The threat with AI agents exists at a fairly high level of abstraction, and developing with them assumes a baseline level of good intentions. You're protecting against mistakes, confusion, and prompt injection. For that, your threat mitigation strategy should be focused on high-level containment.
I've been working on something in a similar vein to yolobox, but the isolation goal has more to do with secret exfiltration and blast radius. I'd love some feedback if you have a chance!
https://github.com/borenstein/yolo-cage
What specifically are you concerned about when running an LLM agent in a container versus a VM.
Assuming a standard Docker/Podman container with just the project directory mounted inside it, what vectors are you expecting the LLM to use to break out?
From “How it works” in the readme:
> yolobox uses container isolation (Docker or Podman) as its security boundary…
I have no issue with running agents in containers FWIW, just in framing it as a security feature.
> what vectors are you expecting the LLM to use to break out?
You can just search for “Docker CVE”.
Here is one later last year, just for an example: https://nvd.nist.gov/vuln/detail/CVE-2025-9074
2 replies →
Well if you’re running docker on MacOS it’s running in a VM.
True, but so are all your other containers.
how about https://containertoolbx.org/ ?
or https://github.com/89luca89/distrobox ?
An alternative might be to run the agent in a VM in the cloud and use Syncthing or some other tool like that to move files back and forth. (I'm using exe.dev for the VM.)
fly.io released sprites.dev which basically this. discussed in HN several days ago: https://news.ycombinator.com/item?id=46557825
A bog standard devcontainer works fine too.
Yes this is definitely an area I'm interested in exploring.
I wrote a blog post with my setup: https://skybrian.substack.com/p/backseat-coding-with-a-ghost...
I love all this stuff but it all feels like temporary workflow fixes until The Agent Companies just ship their opinionated good enough way to do it.
They've made some attempts at this already and none of them work quite the way I'd like.

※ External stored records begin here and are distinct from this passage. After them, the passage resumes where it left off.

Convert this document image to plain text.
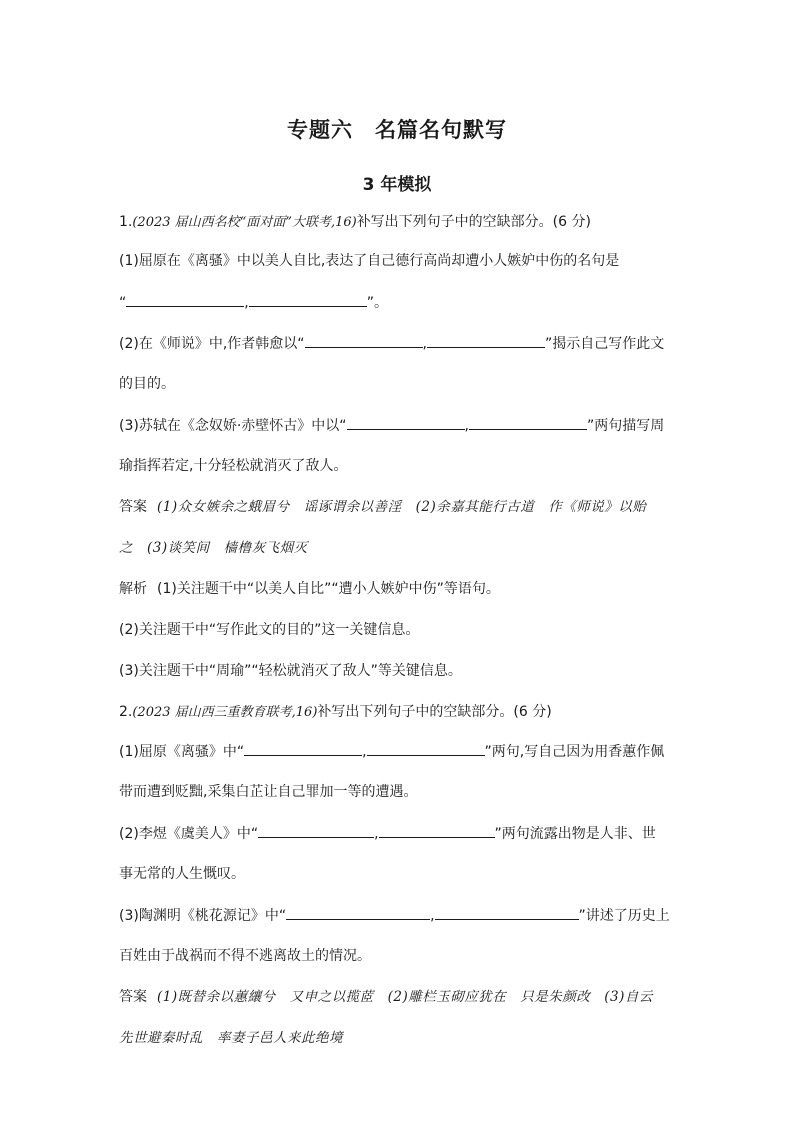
专题六　名篇名句默写
3 年模拟
1.(2023 届山西名校“面对面”大联考,16)补写出下列句子中的空缺部分。(6 分)
(1)屈原在《离骚》中以美人自比,表达了自己德行高尚却遭小人嫉妒中伤的名句是
“	,	”。
(2)在《师说》中,作者韩愈以“	,	”揭示自己写作此文
的目的。
(3)苏轼在《念奴娇·赤壁怀古》中以“	,	”两句描写周
瑜指挥若定,十分轻松就消灭了敌人。
答案 (1)众女嫉余之蛾眉兮　谣诼谓余以善淫　(2)余嘉其能行古道　作《师说》以贻
之　(3)谈笑间　樯橹灰飞烟灭
解析 (1)关注题干中“以美人自比”“遭小人嫉妒中伤”等语句。
(2)关注题干中“写作此文的目的”这一关键信息。
(3)关注题干中“周瑜”“轻松就消灭了敌人”等关键信息。
2.(2023 届山西三重教育联考,16)补写出下列句子中的空缺部分。(6 分)
(1)屈原《离骚》中“	,	”两句,写自己因为用香蕙作佩
带而遭到贬黜,采集白芷让自己罪加一等的遭遇。
(2)李煜《虞美人》中“	,	”两句流露出物是人非、世
事无常的人生慨叹。
(3)陶渊明《桃花源记》中“	,	”讲述了历史上
百姓由于战祸而不得不逃离故土的情况。
答案 (1)既替余以蕙纕兮　又申之以揽茝　(2)雕栏玉砌应犹在　只是朱颜改　(3)自云
先世避秦时乱　率妻子邑人来此绝境
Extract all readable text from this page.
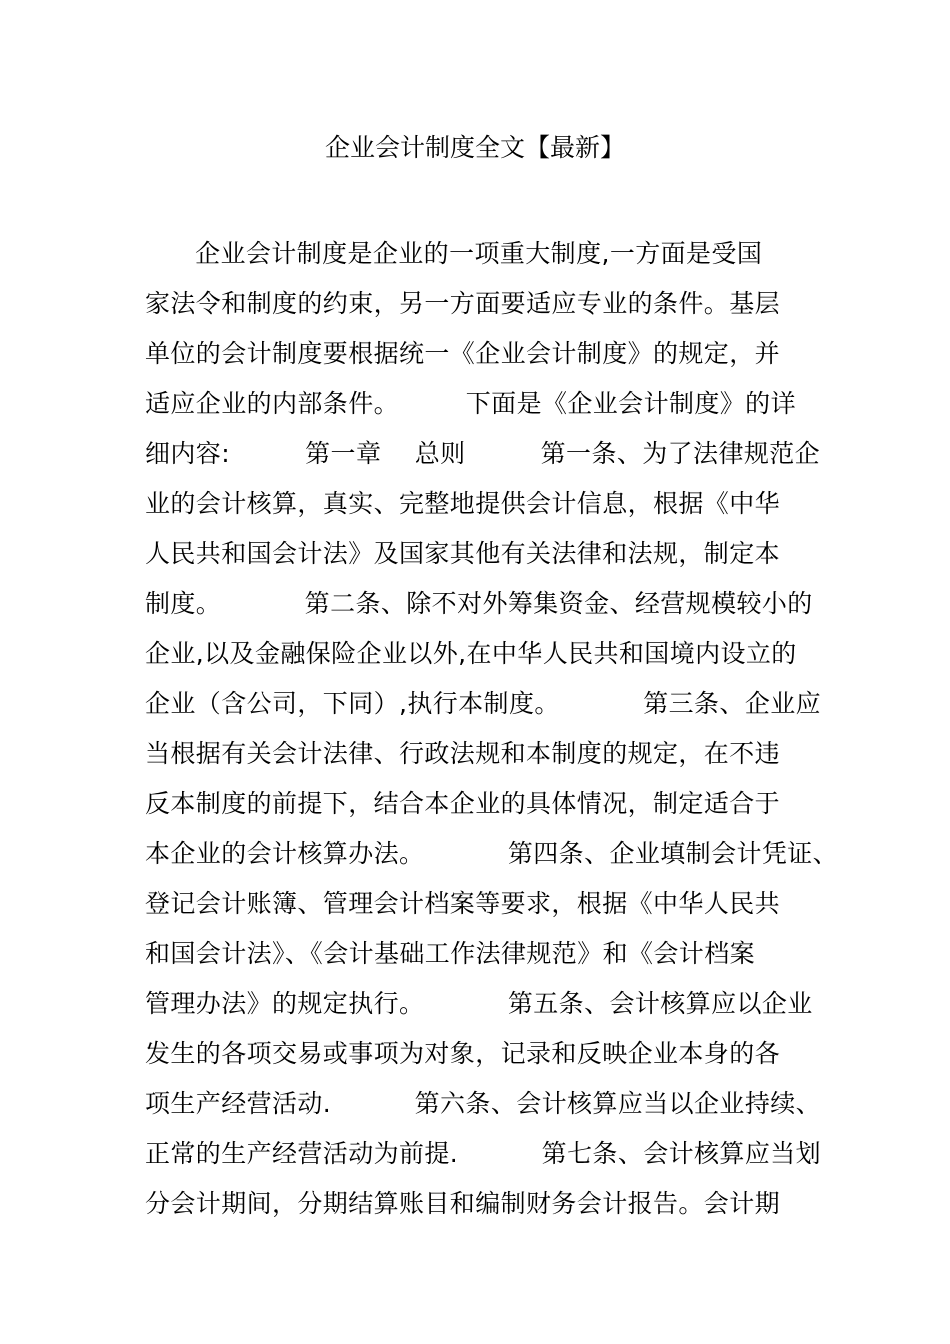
企业会计制度全文【最新】
企业会计制度是企业的一项重大制度,一方面是受国
家法令和制度的约束，另一方面要适应专业的条件。基层
单位的会计制度要根据统一《企业会计制度》的规定，并
适应企业的内部条件。        下面是《企业会计制度》的详
细内容:         第一章    总则         第一条、为了法律规范企
业的会计核算，真实、完整地提供会计信息，根据《中华
人民共和国会计法》及国家其他有关法律和法规，制定本
制度。          第二条、除不对外筹集资金、经营规模较小的
企业,以及金融保险企业以外,在中华人民共和国境内设立的
企业（含公司，下同）,执行本制度。          第三条、企业应
当根据有关会计法律、行政法规和本制度的规定，在不违
反本制度的前提下，结合本企业的具体情况，制定适合于
本企业的会计核算办法。          第四条、企业填制会计凭证、
登记会计账簿、管理会计档案等要求，根据《中华人民共
和国会计法》、《会计基础工作法律规范》和《会计档案
管理办法》的规定执行。          第五条、会计核算应以企业
发生的各项交易或事项为对象，记录和反映企业本身的各
项生产经营活动.          第六条、会计核算应当以企业持续、
正常的生产经营活动为前提.          第七条、会计核算应当划
分会计期间，分期结算账目和编制财务会计报告。会计期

This is an opinionated take. I want the agents to have max power with a slightly smaller blast radius.
great but can the yolo modes be disabled? I want only the isolation
This is basically a devcontainer, right?
Yes, with some niceties around coding agents preconfigured.
Nice. I was trying to learn containers but I gave up and just made a Linux user for agents. (Actually I'll be honest, the AI told me I was being silly because Unix users solved my problem in 1970.)
So they have full rw to their own homedir, but can't read or write mine.
(I did give myself rw to theirs though, obviously ;)
They can still install most things because most dev things don't need root to install these days. They just curl rustup or go or whatever.
I guess a useful addition would be to vibe code a way for them to yell at me if they actually need me to install something, but I don't think I've run into that situation yet.
Fair enough, I guess Unix users could indeed get you a long way. I did not really even consider it.
Apart from protecting user files, another goal I had with litterbox.work was to enable reproducible development environments through Dockerfiles and to improve the security of ssh-agent. These still require a bit more than just a new user.
Worry about nothing, all you have to do is tell them: make no mistake!